Beştaş, Radyo Sputnik’te "Yolcu Yolunda Gerek" programında Enver Aysever’in sorularını yanıtladı. İsimlerden ziyade ilkeleri önemsediklerini belirten Beştaş, isim olarak karşı çıktıkları tek kişinin Mansur Yavaş olduğunu belirtti.
"HERKESİN EZBERLERİNİ BOZMASI LAZIM"
Beştaş, şu açıklamalarda bulundu:
"İsimlerden ziyade ilkeleri önemsiyoruz. Kürt meselesine yaklaşım turnusol kağıtlarından biridir. Irkçılığa karşı olmak örneğin. Bunda herkesin ezberlerini bozması lazım.
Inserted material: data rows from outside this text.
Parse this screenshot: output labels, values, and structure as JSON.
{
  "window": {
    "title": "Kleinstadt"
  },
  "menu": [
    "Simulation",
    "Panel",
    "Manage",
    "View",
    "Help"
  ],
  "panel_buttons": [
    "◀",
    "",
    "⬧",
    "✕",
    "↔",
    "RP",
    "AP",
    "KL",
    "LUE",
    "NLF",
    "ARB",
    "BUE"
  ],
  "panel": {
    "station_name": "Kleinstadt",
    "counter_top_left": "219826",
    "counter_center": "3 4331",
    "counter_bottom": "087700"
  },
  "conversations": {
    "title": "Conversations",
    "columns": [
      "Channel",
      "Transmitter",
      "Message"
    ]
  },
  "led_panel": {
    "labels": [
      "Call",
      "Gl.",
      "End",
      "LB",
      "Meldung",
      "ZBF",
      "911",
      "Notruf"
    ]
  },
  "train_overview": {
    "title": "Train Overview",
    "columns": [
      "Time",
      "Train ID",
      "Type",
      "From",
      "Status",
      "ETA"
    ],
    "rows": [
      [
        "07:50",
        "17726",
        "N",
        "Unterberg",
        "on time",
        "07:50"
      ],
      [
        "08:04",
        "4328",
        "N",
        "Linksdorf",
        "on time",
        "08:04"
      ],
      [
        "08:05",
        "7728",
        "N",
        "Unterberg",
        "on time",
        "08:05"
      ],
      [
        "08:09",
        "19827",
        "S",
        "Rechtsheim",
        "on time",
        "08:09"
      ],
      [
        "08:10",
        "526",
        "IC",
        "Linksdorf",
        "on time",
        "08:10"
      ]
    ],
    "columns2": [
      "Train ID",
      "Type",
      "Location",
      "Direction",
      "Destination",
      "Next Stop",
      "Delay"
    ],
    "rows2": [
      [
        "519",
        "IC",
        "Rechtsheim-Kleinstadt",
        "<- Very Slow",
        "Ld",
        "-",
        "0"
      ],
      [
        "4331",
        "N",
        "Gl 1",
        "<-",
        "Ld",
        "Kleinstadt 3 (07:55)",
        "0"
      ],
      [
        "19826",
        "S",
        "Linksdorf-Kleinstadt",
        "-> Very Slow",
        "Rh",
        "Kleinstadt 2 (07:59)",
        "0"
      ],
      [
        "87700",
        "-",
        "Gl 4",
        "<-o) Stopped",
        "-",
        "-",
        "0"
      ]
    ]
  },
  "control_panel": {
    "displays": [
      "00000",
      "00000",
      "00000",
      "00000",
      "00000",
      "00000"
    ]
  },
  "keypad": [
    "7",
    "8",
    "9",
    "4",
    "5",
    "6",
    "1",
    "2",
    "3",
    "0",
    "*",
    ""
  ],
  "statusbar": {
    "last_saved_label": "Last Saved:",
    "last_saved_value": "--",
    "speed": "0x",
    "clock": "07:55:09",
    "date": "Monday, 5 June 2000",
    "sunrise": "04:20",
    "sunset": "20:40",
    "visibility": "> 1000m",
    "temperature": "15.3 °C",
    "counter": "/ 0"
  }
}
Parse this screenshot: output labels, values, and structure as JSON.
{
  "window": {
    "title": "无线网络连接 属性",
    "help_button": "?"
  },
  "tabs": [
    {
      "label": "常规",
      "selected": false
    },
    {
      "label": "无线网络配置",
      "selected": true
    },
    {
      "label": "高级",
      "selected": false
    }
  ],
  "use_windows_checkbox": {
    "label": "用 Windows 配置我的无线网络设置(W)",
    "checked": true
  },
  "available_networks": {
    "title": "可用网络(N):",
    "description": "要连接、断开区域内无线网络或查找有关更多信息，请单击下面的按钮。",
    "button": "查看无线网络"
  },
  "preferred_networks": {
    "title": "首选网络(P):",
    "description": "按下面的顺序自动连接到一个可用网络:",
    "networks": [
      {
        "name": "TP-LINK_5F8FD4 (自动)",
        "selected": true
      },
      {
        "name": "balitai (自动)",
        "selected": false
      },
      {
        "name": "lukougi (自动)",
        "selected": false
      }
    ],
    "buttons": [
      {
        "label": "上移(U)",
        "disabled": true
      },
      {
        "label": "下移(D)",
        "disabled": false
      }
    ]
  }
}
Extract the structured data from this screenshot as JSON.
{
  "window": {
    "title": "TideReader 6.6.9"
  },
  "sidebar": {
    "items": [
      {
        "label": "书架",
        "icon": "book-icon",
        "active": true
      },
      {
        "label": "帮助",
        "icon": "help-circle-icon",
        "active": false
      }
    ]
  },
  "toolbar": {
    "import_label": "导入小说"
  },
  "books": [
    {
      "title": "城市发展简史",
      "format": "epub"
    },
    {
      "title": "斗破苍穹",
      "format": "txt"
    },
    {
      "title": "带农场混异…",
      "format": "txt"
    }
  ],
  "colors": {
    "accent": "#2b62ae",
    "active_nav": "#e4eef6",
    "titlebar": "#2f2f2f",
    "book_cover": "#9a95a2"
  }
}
Geçmişle yüzleşme lazım. Kürtlerin de herkes gibi bu ülkenin sahibi ve yurttaşı olduğunu kabul etmemiz lazım. Adil yargılamalar yine çok önemli bir başlık. Kadın eşitliği ve özgürlüğü hayati derecede önem verdiğimiz bir ilke. Doğaya yönelik kırım politikasının son bulması gibi ilkelerimiz var.
Bugüne kadar karşı çıktığımız tek isim oldu o da Mansur Yavaş. Onun adaylığına asla HDP seçmeni sıcak bakmaz. Bizim için denklemde yok. Son dönemde Altılı Masa'nın ortak adayı olarak en çok CHP Genel Başkanı Kemal Kılıçdaroğlu’nun ismi geçiyor. İstanbul Büyükşehir Belediye Başkanı Ekrem İmamoğlu ve Mansur Yavaş da anketlerde önde görülen isimlerden."
AYM'NİN HDP KARARI
Beştaş, Anayasa Mahkemesi (AYM) kararıyla HDP’ye Hazine yardımınının geçici süreliğine bloke edilmesi ile ilgili de şu yorumu yaptı:
"Bu karar olur mu olmaz mı diye çok tartışıldı. Çok büyük bir hukuksuzluk ve gasp var. Seçim çalışmaları, mahkeme kararlarıyla yürütülüyor. Siyasi partiler, başta bizim partimiz olmak üzere, tasfiye edilmek isteniyor. Yargı maalesef bu süreçte seçim çalışmalarında birinci derecede rol almış durumda. Bunun daha önceki kararlarla da bir uyumu yok. Anayasa Mahkemesi kendince teknik bir bloke kararı vermiş ama bunun hukukta, Anayasada hiçbir karşılığı yok. Tamamen siyasetin kararı veya baskısı olarak nitelendirebiliriz."